Su más preciada pertenencia —la mención honorífica— la perdió un día en que le robaron su maleta en una terminal de autobuses. A fuerza de escribir muchas veces a las autoridades respectivas, le enviaron una copia del galardón y una carta donde se le decía que posiblemente le enviarían una medalla. Joe aguardó. Escribió más cartas. No pasó nada. Al parecer, esa acción de rescate era un episodio ya olvidado de la historia de un barco también olvidado.
ESTO FUE lo que me refirió Joe cuando, en 1986, lo visité en su casa, 45 años después del ataque a Pearl Harbor. Yo me dije en repetidas ocasiones: Este hombre merece una medalla. En todo caso, él y sus compañeros del tallo de los astilleros obtendrán a raíz de la película el reconocimiento a sus méritos.
Pero la película nunca se filmó, y la red de televisión arrumbó el proyecto en algún archivo.
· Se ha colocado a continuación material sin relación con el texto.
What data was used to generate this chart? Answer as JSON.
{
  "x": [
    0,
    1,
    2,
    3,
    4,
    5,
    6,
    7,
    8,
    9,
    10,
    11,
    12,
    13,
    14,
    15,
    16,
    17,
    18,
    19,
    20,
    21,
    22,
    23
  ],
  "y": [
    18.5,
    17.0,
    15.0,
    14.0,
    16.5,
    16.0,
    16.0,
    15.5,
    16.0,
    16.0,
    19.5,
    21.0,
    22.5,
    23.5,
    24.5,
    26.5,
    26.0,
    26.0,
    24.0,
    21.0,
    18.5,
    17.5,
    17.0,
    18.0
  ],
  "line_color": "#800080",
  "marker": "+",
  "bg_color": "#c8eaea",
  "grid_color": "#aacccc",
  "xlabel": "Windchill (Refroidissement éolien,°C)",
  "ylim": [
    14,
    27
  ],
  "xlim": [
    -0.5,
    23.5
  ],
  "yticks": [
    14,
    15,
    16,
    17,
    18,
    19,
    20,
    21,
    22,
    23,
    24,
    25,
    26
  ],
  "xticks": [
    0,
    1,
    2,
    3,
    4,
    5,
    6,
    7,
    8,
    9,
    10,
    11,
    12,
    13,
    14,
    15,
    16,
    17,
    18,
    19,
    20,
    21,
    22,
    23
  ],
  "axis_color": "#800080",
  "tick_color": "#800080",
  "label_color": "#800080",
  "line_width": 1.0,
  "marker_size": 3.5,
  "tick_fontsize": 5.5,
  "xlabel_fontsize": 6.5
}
Desanimado, guardé todo —el guión, mis notas, los documentos, los recuerdos de los marineros— y emprendí otro trabajo periodístico.
Casi un año después me telefoneó Al Ellis, de la Asociación del U.S.S. Oklahoma, organismo al cual puede pertenecer cualquiera que haya servido en ese acorazado. Me preguntó si estaría yo dispuesto a pronunciar algunas palabras en la próxima convención, que se llevaría a cabo en San José, California.
Estaba a punto de responder cortésmente "no", cuando recordé algo que me había dicho Joe al final de la entrevista: "Como sabes, nunca vi a ninguno de los muchachos que salvé. Todo sucedió en un decir amén y a oscuras. ¡Ojalá hubiera podido hablar con ellos, siquiera una vez!"
EL 16 DE MAYO de 1987 acudí al hotel de San José en el que iban a reunirse 200 ex marineros y sus esposas. Sabía yo que Joe iba a estar presente. Su mujer, Val, me comentó cómo se había emocionado al recibir la invitación. También me informó que estaba muy enfermo. Padecía de cáncer óseo, me dijo.
Aun conociendo esos antecedentes, me impresioné cuando Val y Linda, su hija, entraron en la gran sala de convenciones empujando la silla de ruedas donde iba Joe. Su vigoroso corpachón se había encogido. Había un gran dolor en la expresión de sus ojos.
—¿Cómo estás, Joe? —lo saludé. El acercó mi cabeza a la suya y musitó:
—Gracias a que he estado esperando esta noche, me he mantenido vivo.
Sentaron a la familia Bulgo frente a la mesa de honor. Un capellán naval recitó una breve oración. Comimos. El maestro de ceremonias contó algunos chascarrillos. La banda comenzó a tocar, y todos reían, bebían y bailaban. Joe permanecía en su silla, casi sin moverse. No probó bocado. Yo me pregunté: ¿De veras querrá esta gente oír una vieja historia de tiempos de la guerra?
Por fin me presentaron y empecé a hablar. Narré el episodio que un marinero protagonizó aquel negro día de diciembre en Pearl Harbor; referí cómo ese marinero y diez compañeros suyos habían quedado atrapados en un compartimento que se iba llenando de agua, y cómo durante 27 horas habían golpeado frenéticamente el mamparo, rogando al cielo que alguien los salvara. Y cómo, finalmente, un joven trabajador pudo taladrar el mamparo y sacarlos a todos. Describí, por último, cómo el autor del salvamento les había dicho: "¡Súbanse a mi espalda!" para que pudieran llegar a la escotilla.
Nadie chistó mientras yo leía los nombres de los marineros rescatados aquel día. "Sé que tres de ellos se encuentran aquí esta noche. También sé que no tuvieron oportunidad de darle las gracias a su salvador. Si quieren decirle algo al muchacho hawaiano que hace 46 años arriesgó su vida por salvar la de ustedes..., aquí está, frente a la mesa de honor". Imposible describir la emoción que embargó el ánimo del público cuando me acerqué a Joe. Doscientas personas se pusieron de pie para aclamarlo. Joe se cubrió la cara con la servilleta. No quería que lo vieran llorar. Entonces, tres ex combatientes, ya entrados en años, abrazaron a aquel hombre que ya no podía ponerse de pie ni siquiera para agradecer el aplauso, pero que una vez había soportado el peso de aquellos marineros sobre sus fuertes espaldas.
JOE BULGO murió dos meses después. Cuando el diario Examiner, de San Francisco, California, se comunicó conmigo, les dije lo que sabía. La nota del obituario comienza con estas palabras: "Joseph Bulgo, hijo, olvidado héroe de Pearl Harbor..."
En efecto, para Joe no hubo medallas. Pero pensé que al fin y al cabo habíamos hecho lo correcto: le dimos las gracias a un héroe.